In working with Windows XP and Windows Server 2003, I’d come across the Windows Volume Shadow Copy Service—which Microsoft abbreviates as VSS for some reason or another—but it wasn’t until I started getting down and dirty with Windows Vista that I truly began to appreciate its capabilities and resource costs on modern Windows systems.
My VSS learning adventure started with a sudden realization that close to 100GB of storage space had “gone missing” on a brand-new 750GB drive I’d just added to one of my systems. The impetus to learn came from a screen inside the excellent Windows GPL-licensed disk space monitoring utility known as WinDirStat, which looked very much like what appears in Figure 1.
Figure 1 WinDirStat
When I selected the Show Unknown option in WinDirStat, I was suddenly confronted with a huge yellow block of file space whose origin and contents are opaque to that program, but whose appetite for disk space was clearly enormous. Further investigation led me to the following observations:
- These files all occurred in the hidden and protected System Volume Information directory.
- Vista stubbornly refuses to allow any account, even the named Administrator account, to delete any of these files.
- All these files are related to restore points, backups, and other arcane file system snapshots.
- In Vista and Windows Server 2008, in fact, not even disk defragmentation software is allowed to touch or move these files. Where they go on a hard disk is where they must stay on that hard disk.
As it turns out, all of these files also belong to the Volume Shadow Copy Service. In moving files over to my new drive, and in deciding to consolidate all 83GB of my music files on that drive, I had inadvertently created a situation where Windows Vista would happily consume a huge amount of disk space for volume shadow copies of one kind or another.
Understanding the Windows Volume Shadow Copy Service
The MSDN Library contains more than 100 pages of documentation on the Volume Shadow Copy Service (a collection of documents interested readers are advised to view using IE rather than other browsers, so as to be able to access the interactive table of contents, as well as the document content). Ordinary users don’t need to know anywhere near that much about VSS, however. For them, the most salient information about VSS can be summarized in a handful of bullet points as follows:
- The primary job of the VSS is to create shadow copies of files and file systems.

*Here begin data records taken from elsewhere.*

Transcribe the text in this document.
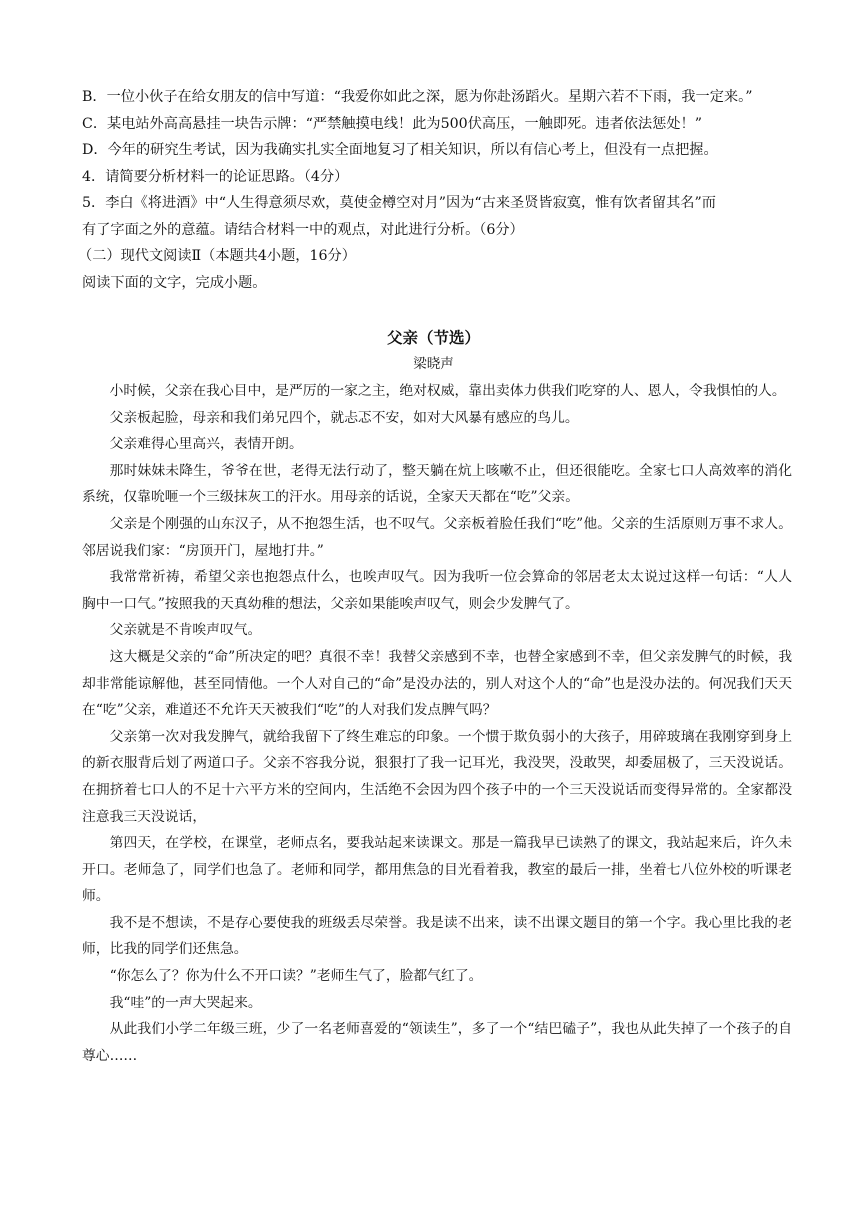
B．一位小伙子在给女朋友的信中写道：“我爱你如此之深，愿为你赴汤蹈火。星期六若不下雨，我一定来。”

C．某电站外高高悬挂一块告示牌：“严禁触摸电线！此为500伏高压，一触即死。违者依法惩处！”

D．今年的研究生考试，因为我确实扎实全面地复习了相关知识，所以有信心考上，但没有一点把握。

4．请简要分析材料一的论证思路。（4分）

5．李白《将进酒》中“人生得意须尽欢，莫使金樽空对月”因为“古来圣贤皆寂寞，惟有饮者留其名”而

有了字面之外的意蕴。请结合材料一中的观点，对此进行分析。（6分）

（二）现代文阅读Ⅱ（本题共4小题，16分）

阅读下面的文字，完成小题。

父亲（节选）
梁晓声

小时候，父亲在我心目中，是严厉的一家之主，绝对权威，靠出卖体力供我们吃穿的人、恩人，令我惧怕的人。

父亲板起脸，母亲和我们弟兄四个，就忐忑不安，如对大风暴有感应的鸟儿。

父亲难得心里高兴，表情开朗。

那时妹妹未降生，爷爷在世，老得无法行动了，整天躺在炕上咳嗽不止，但还很能吃。全家七口人高效率的消化系统，仅靠吮咂一个三级抹灰工的汗水。用母亲的话说，全家天天都在“吃”父亲。

父亲是个刚强的山东汉子，从不抱怨生活，也不叹气。父亲板着脸任我们“吃”他。父亲的生活原则万事不求人。邻居说我们家：“房顶开门，屋地打井。”

我常常祈祷，希望父亲也抱怨点什么，也唉声叹气。因为我听一位会算命的邻居老太太说过这样一句话：“人人胸中一口气。”按照我的天真幼稚的想法，父亲如果能唉声叹气，则会少发脾气了。

父亲就是不肯唉声叹气。

这大概是父亲的“命”所决定的吧？真很不幸！我替父亲感到不幸，也替全家感到不幸，但父亲发脾气的时候，我却非常能谅解他，甚至同情他。一个人对自己的“命”是没办法的，别人对这个人的“命”也是没办法的。何况我们天天在“吃”父亲，难道还不允许天天被我们“吃”的人对我们发点脾气吗？

父亲第一次对我发脾气，就给我留下了终生难忘的印象。一个惯于欺负弱小的大孩子，用碎玻璃在我刚穿到身上的新衣服背后划了两道口子。父亲不容我分说，狠狠打了我一记耳光，我没哭，没敢哭，却委屈极了，三天没说话。在拥挤着七口人的不足十六平方米的空间内，生活绝不会因为四个孩子中的一个三天没说话而变得异常的。全家都没注意我三天没说话，

第四天，在学校，在课堂，老师点名，要我站起来读课文。那是一篇我早已读熟了的课文，我站起来后，许久未开口。老师急了，同学们也急了。老师和同学，都用焦急的目光看着我，教室的最后一排，坐着七八位外校的听课老师。

我不是不想读，不是存心要使我的班级丢尽荣誉。我是读不出来，读不出课文题目的第一个字。我心里比我的老师，比我的同学们还焦急。

“你怎么了？你为什么不开口读？”老师生气了，脸都气红了。

我“哇”的一声大哭起来。

从此我们小学二年级三班，少了一名老师喜爱的“领读生”，多了一个“结巴磕子”，我也从此失掉了一个孩子的自尊心……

Shadow copies represent “point-in-time” snapshots of a file system, and enable backup programs and other software to copy their contents from a stable, unchanging information base, even when active use of open files is underway. This provides all kinds of useful benefits to Windows because it lets systems keep working even as their contents are being copied.
- Shadow copies provide the foundations for Windows Restore Points and most forms of Windows backup (including the built-in NTbackup.exe program in Windows XP and Server 2003, and the Backup and Restore Center facilities in Vista and Server 2008). Stored shadow copies also permit all these versions of Windows to make previous versions of files available to users on demand.

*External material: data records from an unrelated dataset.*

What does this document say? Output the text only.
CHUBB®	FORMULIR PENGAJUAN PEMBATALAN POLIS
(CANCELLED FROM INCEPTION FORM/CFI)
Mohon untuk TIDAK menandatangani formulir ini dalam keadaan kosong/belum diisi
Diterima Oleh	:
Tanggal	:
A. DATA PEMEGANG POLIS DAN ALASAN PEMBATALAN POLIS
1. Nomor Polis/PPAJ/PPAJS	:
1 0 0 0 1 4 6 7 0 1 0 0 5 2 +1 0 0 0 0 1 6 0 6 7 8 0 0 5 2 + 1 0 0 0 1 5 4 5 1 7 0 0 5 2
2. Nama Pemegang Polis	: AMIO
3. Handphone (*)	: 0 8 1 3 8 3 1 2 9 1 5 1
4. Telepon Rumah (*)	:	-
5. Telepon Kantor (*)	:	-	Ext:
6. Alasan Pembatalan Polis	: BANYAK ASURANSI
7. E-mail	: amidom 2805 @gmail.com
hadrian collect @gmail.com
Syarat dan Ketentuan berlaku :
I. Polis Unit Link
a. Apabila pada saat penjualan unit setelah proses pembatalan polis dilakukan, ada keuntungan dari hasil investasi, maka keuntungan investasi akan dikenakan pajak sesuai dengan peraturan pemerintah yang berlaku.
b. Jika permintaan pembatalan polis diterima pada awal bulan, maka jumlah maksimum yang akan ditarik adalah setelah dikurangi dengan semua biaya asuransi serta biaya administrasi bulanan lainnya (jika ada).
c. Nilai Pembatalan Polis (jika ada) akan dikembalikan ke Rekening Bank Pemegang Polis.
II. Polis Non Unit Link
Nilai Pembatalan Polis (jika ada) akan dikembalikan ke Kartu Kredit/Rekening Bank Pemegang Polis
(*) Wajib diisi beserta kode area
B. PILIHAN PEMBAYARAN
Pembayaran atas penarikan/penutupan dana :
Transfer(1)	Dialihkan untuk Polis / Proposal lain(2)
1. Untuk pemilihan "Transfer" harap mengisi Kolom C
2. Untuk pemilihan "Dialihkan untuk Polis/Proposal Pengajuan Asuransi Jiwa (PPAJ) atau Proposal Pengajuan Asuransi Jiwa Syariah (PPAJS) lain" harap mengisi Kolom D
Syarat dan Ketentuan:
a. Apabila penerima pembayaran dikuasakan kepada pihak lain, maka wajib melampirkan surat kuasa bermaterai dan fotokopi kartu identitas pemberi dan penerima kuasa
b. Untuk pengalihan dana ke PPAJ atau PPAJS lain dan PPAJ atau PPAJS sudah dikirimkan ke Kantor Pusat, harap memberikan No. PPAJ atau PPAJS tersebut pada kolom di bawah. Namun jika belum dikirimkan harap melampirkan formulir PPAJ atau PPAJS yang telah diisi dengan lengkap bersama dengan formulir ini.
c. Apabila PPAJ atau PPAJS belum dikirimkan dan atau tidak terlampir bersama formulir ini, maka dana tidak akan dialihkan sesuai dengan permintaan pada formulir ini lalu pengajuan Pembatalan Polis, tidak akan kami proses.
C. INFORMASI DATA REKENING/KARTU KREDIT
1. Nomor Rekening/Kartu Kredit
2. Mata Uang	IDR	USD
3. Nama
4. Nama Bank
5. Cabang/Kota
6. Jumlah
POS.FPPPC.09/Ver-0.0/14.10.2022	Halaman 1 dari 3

- By default, Windows allocates 15 percent of a disk drive or available free space for shadow copy storage, whichever amount is smaller. But unless users impose a hard ceiling on this allocation, this number can get even bigger. My putative 750GB disk drive (decimal numbers) is actually only 698GB in measurable size (a binary gigabyte or 230 is really more like 1.074GB in decimal); 30 percent of 698GB is a whopping 104.7GB. My missing 100GB was less than that number, but more space than I wanted to give up on that drive for shadow copies. Most of that 100GB, in fact, was locked up in one shadow copy of the 83GB’s worth of music files I copied there in a single go!
- As shadow copy storage space gets occupied, older shadow copies are purged to make room for new ones. Windows estimates the amount of space needed for each new copy, then removes as many old copies as are needed to create that space. This often means that two or more old shadow copies get purged to create room for a new shadow copy. By default, Windows Vista automatically creates one new restore point every day.
- Windows Vista and Server 2008 provide a command-line utility for managing shadow copies, and for controlling the volume shadow copy service. It’s called vssadmin. Users can also manage volume shadow copy behavior by disabling, then re-enabling, shadow copies in the Control Panel System Properties item (Start, Control Panel [Classic View], System, Advanced System Settings, System Protection tab; turn off all check boxes in the Available Disks pane, then click Apply to kill all existing shadow copies, then click all drives on which you want shadow copies kept). I don’t recommend this, however, unless you can stomach the idea that all existing shadow copies get destroyed in this process. I won’t do it myself, nor should you, unless you can live without the backup and protection that those shadow copies provide.